The most efficient form of transport in Dublin today is the rickshaw, according to Mr Jimmy Quinn of the Irish Road Haulage Association. It is followed by bicycles, buses, long-haul trucks, short-haul trucks, delivery vans and, finally, cars.
Mr Quinn, addressing the Chartered Institute of Transport's annual conference, said Dubliners would have to put up with the short-term pain of building the port tunnel to get trucks off the city streets. "The haulage sector has no wish to be in conflict with cyclists, rickshaw drivers, senior citizens in compact cars or indeed Dublin Bus.
"We need to be underground and give the city back to the people who live there," he declared.
Mr Georges Muller, technical manager of Strasbourg's light rail system, told the conference that one of the reasons for running it on the city's streets rather than underground - except for a short distance beneath the main railway station - was to take space away from cars.
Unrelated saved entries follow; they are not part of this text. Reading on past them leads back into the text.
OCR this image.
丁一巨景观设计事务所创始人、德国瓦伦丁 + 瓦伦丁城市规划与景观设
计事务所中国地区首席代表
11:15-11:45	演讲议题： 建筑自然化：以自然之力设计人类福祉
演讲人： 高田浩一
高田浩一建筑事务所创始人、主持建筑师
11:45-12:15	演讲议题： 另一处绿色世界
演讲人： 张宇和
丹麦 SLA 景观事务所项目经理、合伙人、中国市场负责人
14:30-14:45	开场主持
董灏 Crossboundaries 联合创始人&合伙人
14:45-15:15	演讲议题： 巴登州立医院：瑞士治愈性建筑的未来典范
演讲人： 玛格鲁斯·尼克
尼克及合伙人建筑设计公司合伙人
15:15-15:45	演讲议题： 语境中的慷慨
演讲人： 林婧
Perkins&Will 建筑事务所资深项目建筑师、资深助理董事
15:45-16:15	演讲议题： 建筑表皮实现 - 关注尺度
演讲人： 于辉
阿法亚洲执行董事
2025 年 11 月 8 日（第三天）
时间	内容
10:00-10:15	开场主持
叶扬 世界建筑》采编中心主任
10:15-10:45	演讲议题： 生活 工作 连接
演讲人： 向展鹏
Before finally deciding on an overground solution in 1989, he said Strasbourg's planners had visited several cities in Germany where they were warned not to "make the same mistake" as they did by putting their rail-based public transport systems underground.
Mr Muller said that on-street light rail was "more sociable and would appeal to more people, especially those reluctant to travel underground in the evenings due to fears for personal safety".
The conference was opened by the Minister for Public Enterprise, Mrs O'Rourke.